Am 25.10. 2025 punkt 12:00 Uhr war der Höhepunkt eines Volksfestes in Süddeutschland. Die Kühltürme des Kernkraftwerkes Gundremmingen wurden gesprengt. Die Sprengung verlief genau nach Plan, von „erfahrenen Sprengmeistern“ vorbereitet und durchgeführt. Zwischen den beiden Zündungen des für die Zerstörung der zwei Türme benötigten Sprengstoffs gab es etwa 15 Sekunden Zeitunterschied. Die Kühltürme neigten sich jeweils leicht zur Seite und fielen dann senkrecht nach unten in sich zusammen. Das Ereignis zog zahlreiche Schaulustige an, die Behörden haten die besten Bereiche zum Zusehen vorbereitet und das Ereignis genügend beworben. Ein Freund sah sich das Ereignis an und berichtete mir:
„Das war ein Volksfest. Tausende Zuschauer. Viele Leute mit Bier in der Hand. Am Zaun wurden Semmeln verkauft. Aus dem Hintergrund gab es nach der Sprengung lautes Gegröle. Völlig Gaga.
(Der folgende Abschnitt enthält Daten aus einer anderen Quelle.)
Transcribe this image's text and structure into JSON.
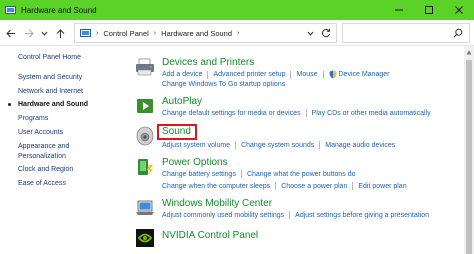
{
  "window": {
    "title": "Hardware and Sound",
    "minimize_icon": "minimize-icon",
    "maximize_icon": "maximize-icon",
    "close_icon": "close-icon"
  },
  "address": {
    "crumbs": [
      "Control Panel",
      "Hardware and Sound"
    ],
    "separator": "›",
    "back_icon": "back-arrow-icon",
    "forward_icon": "forward-arrow-icon",
    "recent_icon": "chevron-down-icon",
    "up_icon": "up-arrow-icon",
    "refresh_icon": "refresh-icon",
    "search_icon": "search-icon"
  },
  "sidebar": {
    "items": [
      {
        "label": "Control Panel Home",
        "active": false
      },
      {
        "label": "System and Security",
        "active": false
      },
      {
        "label": "Network and Internet",
        "active": false
      },
      {
        "label": "Hardware and Sound",
        "active": true
      },
      {
        "label": "Programs",
        "active": false
      },
      {
        "label": "User Accounts",
        "active": false
      },
      {
        "label": "Appearance and",
        "active": false
      },
      {
        "label": "Personalization",
        "active": false
      },
      {
        "label": "Clock and Region",
        "active": false
      },
      {
        "label": "Ease of Access",
        "active": false
      }
    ]
  },
  "categories": [
    {
      "title": "Devices and Printers",
      "icon": "printer-icon",
      "rows": [
        [
          "Add a device",
          "Advanced printer setup",
          "Mouse",
          "Device Manager"
        ],
        [
          "Change Windows To Go startup options"
        ]
      ]
    },
    {
      "title": "AutoPlay",
      "icon": "autoplay-icon",
      "rows": [
        [
          "Change default settings for media or devices",
          "Play CDs or other media automatically"
        ]
      ]
    },
    {
      "title": "Sound",
      "icon": "speaker-icon",
      "highlighted": true,
      "rows": [
        [
          "Adjust system volume",
          "Change system sounds",
          "Manage audio devices"
        ]
      ]
    },
    {
      "title": "Power Options",
      "icon": "power-options-icon",
      "rows": [
        [
          "Change battery settings",
          "Change what the power buttons do"
        ],
        [
          "Change when the computer sleeps",
          "Choose a power plan",
          "Edit power plan"
        ]
      ]
    },
    {
      "title": "Windows Mobility Center",
      "icon": "mobility-center-icon",
      "rows": [
        [
          "Adjust commonly used mobility settings",
          "Adjust settings before giving a presentation"
        ]
      ]
    },
    {
      "title": "NVIDIA Control Panel",
      "icon": "nvidia-icon",
      "rows": []
    }
  ],
  "colors": {
    "titlebar": "#5bd228",
    "category_title": "#14892c",
    "link": "#1e64b4",
    "nav_link": "#1e3c78",
    "highlight_box": "#e0141e"
  }
}
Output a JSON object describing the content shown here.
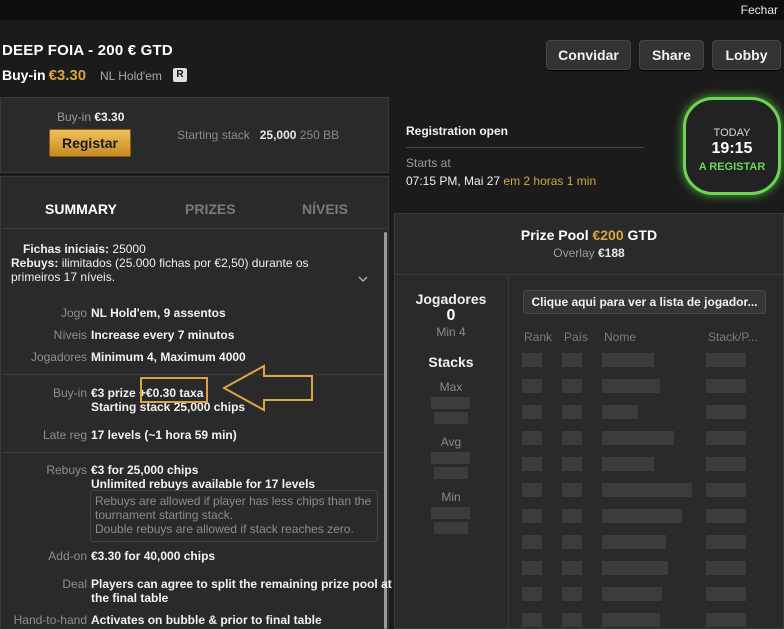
{
  "window": {
    "close_label": "Fechar"
  },
  "header": {
    "title": "DEEP FOIA - 200 € GTD",
    "buyin_label": "Buy-in",
    "buyin_value": "€3.30",
    "game_type": "NL Hold'em",
    "badge": "R",
    "buttons": {
      "invite": "Convidar",
      "share": "Share",
      "lobby": "Lobby"
    }
  },
  "register_panel": {
    "buyin_label": "Buy-in",
    "buyin_value": "€3.30",
    "register_button": "Registar",
    "starting_stack_label": "Starting stack",
    "starting_stack_value": "25,000",
    "starting_stack_bb": "250 BB"
  },
  "registration": {
    "status": "Registration open",
    "starts_at_label": "Starts at",
    "start_time": "07:15 PM, Mai 27",
    "relative_time": "em 2 horas 1 min"
  },
  "today_badge": {
    "label": "TODAY",
    "time": "19:15",
    "status": "A REGISTAR",
    "accent": "#6ed455"
  },
  "tabs": {
    "summary": "SUMMARY",
    "prizes": "PRIZES",
    "levels": "NÍVEIS"
  },
  "summary": {
    "chips_label": "Fichas iniciais:",
    "chips_value": "25000",
    "rebuys_label": "Rebuys:",
    "rebuys_text_1": "ilimitados (25.000 fichas por €2,50) durante os",
    "rebuys_text_2": "primeiros 17 níveis.",
    "rows": {
      "game_label": "Jogo",
      "game_value": "NL Hold'em, 9 assentos",
      "levels_label": "Níveis",
      "levels_value": "Increase every 7 minutos",
      "players_label": "Jogadores",
      "players_value": "Minimum 4, Maximum 4000",
      "buyin_label": "Buy-in",
      "buyin_prize": "€3 prize +",
      "buyin_fee": "€0.30 taxa",
      "buyin_stack": "Starting stack 25,000 chips",
      "latereg_label": "Late reg",
      "latereg_value": "17 levels (~1 hora 59 min)",
      "rebuys_label": "Rebuys",
      "rebuys_value": "€3 for 25,000 chips",
      "rebuys_unlimited": "Unlimited rebuys available for 17 levels",
      "rebuys_note_1": "Rebuys are allowed if player has less chips than the",
      "rebuys_note_2": "tournament starting stack.",
      "rebuys_note_3": "Double rebuys are allowed if stack reaches zero.",
      "addon_label": "Add-on",
      "addon_value": "€3.30 for 40,000 chips",
      "deal_label": "Deal",
      "deal_value_1": "Players can agree to split the remaining prize pool at",
      "deal_value_2": "the final table",
      "h2h_label": "Hand-to-hand",
      "h2h_value": "Activates on bubble & prior to final table"
    }
  },
  "prize_pool": {
    "label": "Prize Pool",
    "amount": "€200",
    "suffix": "GTD",
    "overlay_label": "Overlay",
    "overlay_value": "€188"
  },
  "players": {
    "label": "Jogadores",
    "count": "0",
    "min_label": "Min 4",
    "stacks_label": "Stacks",
    "max_label": "Max",
    "avg_label": "Avg",
    "min_stack_label": "Min"
  },
  "player_list": {
    "button": "Clique aqui para ver a lista de jogador...",
    "columns": [
      "Rank",
      "País",
      "Nome",
      "Stack/P..."
    ]
  }
}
Wie kann man da Bier trinken und grölen? Ein paar bekannte Gesichter vor Ort :Outdoor Chiemgau, NIUS, Horst Lüning… Nuklearia sehr klein, vielleicht 10 Leute vom Verein selbst und herum nur 10 Interessierte.
Der Bürgermeister des Ortes hatte alle Anrufer abgewiesen, die anlässlich des Ereignisses Buden für den Verkauf von Würstchen aufstellen oder Bierausschank anbieten wollten. Und da gab es Bühler zufolge „sehr viele Anfragen“. Zumindest auf Würstchen müsse man nicht ganz verzichten, im Dorfladen gibt es eine extra kreierte Spreng-Wurst zu kaufen.
Im besten Kraftwerksalter
Die Blöcke B und C des Atomkraftwerks Gundremmingen gehörten zu den leistungsstärksten Kernkraftwerken der Welt. Ihre Elektrische Bruttoleistung pro Block war jeweils 1.344 Megawatt. Ihre Gesamte Stromerzeugung betrug für den Block B: rund 330 Milliarden Kilowattstunden und den Block C: rund 362 Milliarden Kilowattstunden. Die Inbetriebnahme der beiden Blöcke war 1984. Bei Ihrer Stilllegung waren sie um die 32 Jahre alt – im besten Kraftwerksalter.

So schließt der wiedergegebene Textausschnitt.